It was these seafaring Orcs who were responsible for bringing the plague to Udai, as many continued to roam Udai, pillaging even with the Doom. They would fight until their bodies gave out, and no one could withstand that when they knew getting too close would be just as fatal as an arrow or blade from the Orcs. But they'd have to deal with this for the next two hundred or so years, as Orcs feared the curse the sea supposedly brought and once more regained their fear of the sea.
A New Understanding
One of the first projects of the intelligent
Bhukk the Studious, when he was very young, was to try and free the Orcs of these shackles of fear. He wrote treatises on this topic, though literacy was not common among Orcs, and so he then started paying Orcs to spread the word that the ocean was safe.
This didn't do much. Some Orcish communities started believing that it may not be as dangerous as they feared, but they didn't act on it (save for the rare exceptions like Bhukk himself).
Most Orcs still didn't know how to swim, and the sea was just as deadly as it had been. Notably, the Gunn family of Urd Grabad suffered from this.
Roref Moondancer Gunn, a Human living with them, had also never learned to swim, and he died in the ocean.
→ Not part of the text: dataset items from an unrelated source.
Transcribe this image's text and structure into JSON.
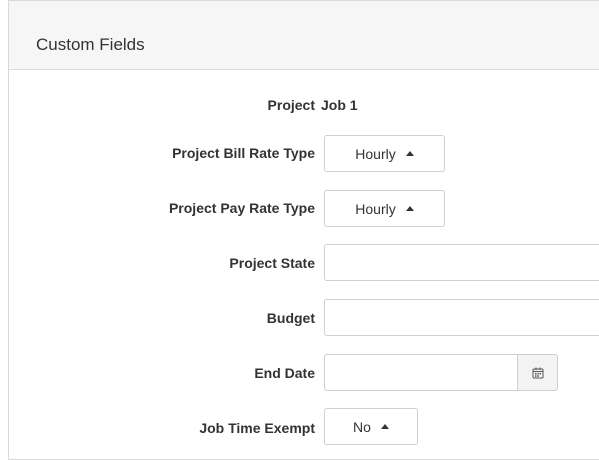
{
  "panel": {
    "title": "Custom Fields"
  },
  "fields": {
    "project": {
      "label": "Project",
      "value": "Job 1"
    },
    "bill_rate_type": {
      "label": "Project Bill Rate Type",
      "value": "Hourly"
    },
    "pay_rate_type": {
      "label": "Project Pay Rate Type",
      "value": "Hourly"
    },
    "project_state": {
      "label": "Project State",
      "value": ""
    },
    "budget": {
      "label": "Budget",
      "value": ""
    },
    "end_date": {
      "label": "End Date",
      "value": "",
      "icon": "calendar-icon"
    },
    "job_time_exempt": {
      "label": "Job Time Exempt",
      "value": "No"
    }
  },
  "icons": {
    "dropdown_caret": "caret-up-icon",
    "calendar": "calendar-icon"
  }
}
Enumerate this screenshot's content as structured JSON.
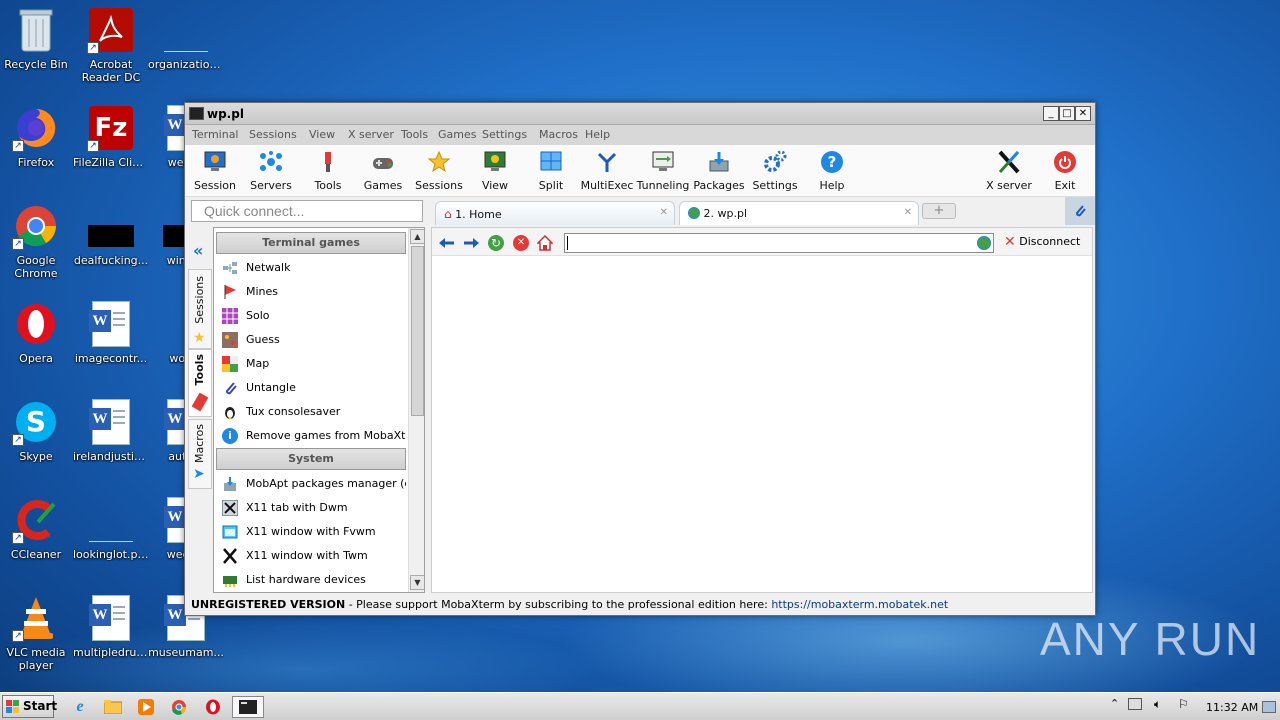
{
  "desktop": {
    "icons": [
      {
        "label": "Recycle Bin"
      },
      {
        "label": "Acrobat Reader DC"
      },
      {
        "label": "organization..."
      },
      {
        "label": "Firefox"
      },
      {
        "label": "FileZilla Client"
      },
      {
        "label": "weann"
      },
      {
        "label": "Google Chrome"
      },
      {
        "label": "dealfucking..."
      },
      {
        "label": "winexe"
      },
      {
        "label": "Opera"
      },
      {
        "label": "imagecontr..."
      },
      {
        "label": "woma"
      },
      {
        "label": "Skype"
      },
      {
        "label": "irelandjustic..."
      },
      {
        "label": "autom"
      },
      {
        "label": "CCleaner"
      },
      {
        "label": "lookinglot.png"
      },
      {
        "label": "weekly"
      },
      {
        "label": "VLC media player"
      },
      {
        "label": "multipledrug..."
      },
      {
        "label": "museumam..."
      }
    ]
  },
  "window": {
    "title": "wp.pl",
    "menu": [
      "Terminal",
      "Sessions",
      "View",
      "X server",
      "Tools",
      "Games",
      "Settings",
      "Macros",
      "Help"
    ],
    "toolbar": [
      {
        "label": "Session",
        "icon": "session-icon"
      },
      {
        "label": "Servers",
        "icon": "servers-icon"
      },
      {
        "label": "Tools",
        "icon": "tools-icon"
      },
      {
        "label": "Games",
        "icon": "games-icon"
      },
      {
        "label": "Sessions",
        "icon": "sessions-star-icon"
      },
      {
        "label": "View",
        "icon": "view-icon"
      },
      {
        "label": "Split",
        "icon": "split-icon"
      },
      {
        "label": "MultiExec",
        "icon": "multiexec-icon"
      },
      {
        "label": "Tunneling",
        "icon": "tunneling-icon"
      },
      {
        "label": "Packages",
        "icon": "packages-icon"
      },
      {
        "label": "Settings",
        "icon": "settings-gear-icon"
      },
      {
        "label": "Help",
        "icon": "help-icon"
      },
      {
        "label": "X server",
        "icon": "xserver-icon"
      },
      {
        "label": "Exit",
        "icon": "power-icon"
      }
    ],
    "quick_connect_placeholder": "Quick connect...",
    "tabs": [
      {
        "label": "1. Home",
        "icon": "home-icon"
      },
      {
        "label": "2. wp.pl",
        "icon": "globe-icon"
      }
    ],
    "side_tabs": [
      "Sessions",
      "Tools",
      "Macros"
    ],
    "panel": {
      "section1": "Terminal games",
      "games": [
        "Netwalk",
        "Mines",
        "Solo",
        "Guess",
        "Map",
        "Untangle",
        "Tux consolesaver",
        "Remove games from MobaXterm"
      ],
      "section2": "System",
      "system": [
        "MobApt packages manager (expe",
        "X11 tab with Dwm",
        "X11 window with Fvwm",
        "X11 window with Twm",
        "List hardware devices"
      ]
    },
    "browser": {
      "url": "",
      "disconnect_label": "Disconnect"
    },
    "status": {
      "bold": "UNREGISTERED VERSION",
      "text": " -  Please support MobaXterm by subscribing to the professional edition here: ",
      "link": "https://mobaxterm.mobatek.net"
    }
  },
  "taskbar": {
    "start_label": "Start",
    "clock": "11:32 AM"
  },
  "watermark": "ANY RUN"
}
Shatt Gunn by genuinetrickster
The fear of the sea then passed on to his wife
Shatlita, their son
Shatt, and even remained in the heart of Shatlita's father, the
Chief Gunn. Shatlita herself would later die of drowning as well, leaving Shatt (the foremost figure in Orcish culture during this period) to overcome the cultural fear that his people had only just started to truly feel again. And that was all due to one figure who had risen to prominence right before Shatt.
The Marauder
A Tribal Chief from the Fields of Slaughter, known as Zaud Foot Marauder, set out with one mission: to save his village from the forces of
Monster and
Tyrant. To do this, he needed to study in Elone. He was told not to go, with many citing the fear of the sea as a reason. Curses, death, and worse awaited him, that was what they said.
Still, Zaud knew it was the only way, and he promised he would return to them and set them free. His return, he swore, would be their salvation. In 545, he set sail for
Zephys and its Magic College.
Zaud would die in the
Coup of Zephys five years later, and his body would not return until 560 when
Sinner Caerxan, a friend of his, came back to fulfill Zaud's promise and save his people from the two Korvians threatening them. While Sinner made good on his promise, he was a native citizen of Udai as well, not someone from across the sea (even if he had traveled it). Zaud had died, and word began to spread that even the great Foot Marauder could not withstand the journey across the waves. The curse was real, or so they believed, and so all efforts to assuage the fear disappeared as all Orcs across Udai swore to never cross the sea again.